И от этой нежности мне хочется разрыдаться сильнее.

– Да, плачущая девушка – это не то, чего я ожидал, – произносит он. – Маш, ты не должна плакать, когда со мной.

– Должна, не должна. Всю жизнь так, – бросаю в сердцах, а Радулов отстраняется.

Без его тела сверху и легко, и холодно.

Понимаю, что лежу перед Дамиром в одних трусиках и бюстгальтере. А он без зазрения совести разглядывает моё тело.

Мне нечем прикрыться.

Поэтому я резко сажусь и подтягиваю ноги к груди. Обнимаю их руками.

Долгий вздох над головой обозначает, что решение принято.

Не сегодня.

И я тоже облегчённо вздыхаю.

Но это не значит, что не завтра. И что Радулов не прекратит пытаться. Он же открытым текстом сказал, чего ждёт, увозя меня с собой.

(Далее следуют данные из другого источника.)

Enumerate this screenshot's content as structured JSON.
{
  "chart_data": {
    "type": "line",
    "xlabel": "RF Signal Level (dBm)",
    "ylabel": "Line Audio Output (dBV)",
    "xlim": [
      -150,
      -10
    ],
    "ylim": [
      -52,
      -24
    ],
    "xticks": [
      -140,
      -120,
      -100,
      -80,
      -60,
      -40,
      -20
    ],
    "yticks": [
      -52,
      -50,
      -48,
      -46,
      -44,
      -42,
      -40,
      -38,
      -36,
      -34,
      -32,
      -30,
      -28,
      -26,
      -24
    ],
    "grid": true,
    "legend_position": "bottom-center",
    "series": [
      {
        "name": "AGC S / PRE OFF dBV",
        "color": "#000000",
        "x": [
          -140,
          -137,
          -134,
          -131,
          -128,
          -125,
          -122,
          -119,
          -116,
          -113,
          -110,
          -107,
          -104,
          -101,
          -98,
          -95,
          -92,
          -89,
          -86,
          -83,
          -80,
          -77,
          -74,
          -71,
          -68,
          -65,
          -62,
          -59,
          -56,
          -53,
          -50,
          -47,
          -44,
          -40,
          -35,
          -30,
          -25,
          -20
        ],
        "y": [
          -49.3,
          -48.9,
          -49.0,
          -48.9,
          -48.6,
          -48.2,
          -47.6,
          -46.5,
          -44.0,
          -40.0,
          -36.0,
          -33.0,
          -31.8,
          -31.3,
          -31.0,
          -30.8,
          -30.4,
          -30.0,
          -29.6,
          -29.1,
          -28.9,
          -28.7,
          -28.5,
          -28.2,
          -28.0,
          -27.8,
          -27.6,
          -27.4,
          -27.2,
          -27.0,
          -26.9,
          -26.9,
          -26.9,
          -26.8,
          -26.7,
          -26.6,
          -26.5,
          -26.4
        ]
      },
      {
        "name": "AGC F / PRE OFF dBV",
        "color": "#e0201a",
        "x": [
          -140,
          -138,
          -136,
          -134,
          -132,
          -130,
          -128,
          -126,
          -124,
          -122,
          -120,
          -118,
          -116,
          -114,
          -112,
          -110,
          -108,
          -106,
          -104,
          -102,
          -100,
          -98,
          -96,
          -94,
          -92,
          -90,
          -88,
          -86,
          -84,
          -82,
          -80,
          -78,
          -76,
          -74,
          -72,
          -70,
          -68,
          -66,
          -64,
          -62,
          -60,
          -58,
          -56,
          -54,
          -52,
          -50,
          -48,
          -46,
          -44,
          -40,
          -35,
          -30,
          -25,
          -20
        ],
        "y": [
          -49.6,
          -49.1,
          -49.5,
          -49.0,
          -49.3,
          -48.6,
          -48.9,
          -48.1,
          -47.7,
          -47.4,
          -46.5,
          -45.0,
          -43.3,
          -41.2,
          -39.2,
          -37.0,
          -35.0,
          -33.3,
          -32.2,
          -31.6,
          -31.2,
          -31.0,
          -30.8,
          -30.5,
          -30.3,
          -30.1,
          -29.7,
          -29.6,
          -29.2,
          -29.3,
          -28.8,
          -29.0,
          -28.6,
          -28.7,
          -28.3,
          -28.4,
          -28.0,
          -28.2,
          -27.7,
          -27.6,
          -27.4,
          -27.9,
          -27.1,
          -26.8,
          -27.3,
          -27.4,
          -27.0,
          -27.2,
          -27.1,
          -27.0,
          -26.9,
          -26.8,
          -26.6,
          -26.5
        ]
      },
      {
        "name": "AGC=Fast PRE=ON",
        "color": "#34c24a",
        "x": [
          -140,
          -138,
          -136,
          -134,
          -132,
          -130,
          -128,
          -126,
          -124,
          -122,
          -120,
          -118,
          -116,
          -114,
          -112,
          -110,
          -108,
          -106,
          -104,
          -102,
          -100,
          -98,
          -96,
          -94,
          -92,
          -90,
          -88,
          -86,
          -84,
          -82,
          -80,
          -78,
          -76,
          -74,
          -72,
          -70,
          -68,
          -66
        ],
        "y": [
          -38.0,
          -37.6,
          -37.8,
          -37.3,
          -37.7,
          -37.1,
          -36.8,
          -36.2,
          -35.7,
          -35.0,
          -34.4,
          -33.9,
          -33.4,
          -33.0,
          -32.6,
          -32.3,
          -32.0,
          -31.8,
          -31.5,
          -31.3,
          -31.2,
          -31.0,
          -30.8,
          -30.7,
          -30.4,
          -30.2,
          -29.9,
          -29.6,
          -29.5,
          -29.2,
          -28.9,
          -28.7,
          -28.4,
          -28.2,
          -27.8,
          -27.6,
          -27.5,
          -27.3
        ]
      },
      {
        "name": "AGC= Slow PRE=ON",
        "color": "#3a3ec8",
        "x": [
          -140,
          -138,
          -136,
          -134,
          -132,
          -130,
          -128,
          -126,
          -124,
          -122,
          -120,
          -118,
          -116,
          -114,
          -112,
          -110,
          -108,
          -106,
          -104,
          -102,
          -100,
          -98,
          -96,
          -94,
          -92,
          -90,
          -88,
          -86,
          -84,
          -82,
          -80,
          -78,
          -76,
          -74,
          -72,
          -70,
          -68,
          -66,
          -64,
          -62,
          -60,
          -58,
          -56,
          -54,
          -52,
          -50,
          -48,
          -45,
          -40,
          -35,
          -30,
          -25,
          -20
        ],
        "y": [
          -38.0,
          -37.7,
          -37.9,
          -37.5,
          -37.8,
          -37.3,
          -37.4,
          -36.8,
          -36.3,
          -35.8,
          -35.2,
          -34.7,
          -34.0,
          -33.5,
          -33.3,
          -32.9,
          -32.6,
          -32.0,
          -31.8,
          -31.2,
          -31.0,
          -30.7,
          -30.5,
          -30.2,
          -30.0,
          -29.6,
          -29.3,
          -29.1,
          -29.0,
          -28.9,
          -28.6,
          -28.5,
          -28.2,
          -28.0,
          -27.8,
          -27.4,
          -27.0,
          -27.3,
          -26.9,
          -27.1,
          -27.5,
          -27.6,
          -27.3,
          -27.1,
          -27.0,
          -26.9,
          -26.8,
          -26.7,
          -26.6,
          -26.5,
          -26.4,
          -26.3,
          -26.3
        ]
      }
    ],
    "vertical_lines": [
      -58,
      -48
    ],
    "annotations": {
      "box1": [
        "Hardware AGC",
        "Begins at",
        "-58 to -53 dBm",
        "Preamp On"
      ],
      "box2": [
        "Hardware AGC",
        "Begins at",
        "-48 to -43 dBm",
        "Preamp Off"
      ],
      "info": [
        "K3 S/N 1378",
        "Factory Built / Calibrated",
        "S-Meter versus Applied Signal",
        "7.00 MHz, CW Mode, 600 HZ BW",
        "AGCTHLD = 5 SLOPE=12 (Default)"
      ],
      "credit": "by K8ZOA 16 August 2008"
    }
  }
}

– Может, тогда хочешь поужинать?

– Я хочу остаться одна.

– Не самый лучший вариант.

– Откуда тебе знать? Какие ещё варианты у меня есть?

– Есть вариант привести себя в порядок, умыться и спуститься на ужин.

– Я наелась на свадебном банкете.

Дамиру точно есть, что сказать, но он решает никак больше не комментировать. И уходит.

А мне даже не верится, что он поменял решение и отстал от меня.

И почему-то холодно одной.

Тело, которое горело несколько минут назад, превращается в камень.

Ты же получила отстрочку, – думаю, – почему же расстраиваешься?

Потому что внутренний огонь не греет, а внешний грозится спалить всё подчистую.

***

Когда следующим утром трогаю дверь своей спальни, она открывается. Не знаю, чего ожидала? Может, того, что Дамир приказал меня запереть или поставил конвой у двери.

Но ни первого, ни второго нет.

Я поправляю пояс халата, туго завязанного на талии и осторожно выхожу в коридор.

Он не очень длинный, тут дверей пять, может, семь, я особо не разглядываю. Иду вперёд к лестнице. Дом современный и перилла у лестницы из стекла, сама она, будто парит в воздухе. И голова слегка кружится, когда я спускаюсь по невесомым ступеням. Или она кружится из-за пролитых слёз и оставленных во вчерашнем дне нервов. Поворачиваю голову и гляжу в огромное панорамное окно высотой в два этажа. Оно представляет вытянутый вверх прямоугольник и открывает вид на территорию рядом с домом и густой еловый лес, протянувшийся, кажется, на многие километры вдаль.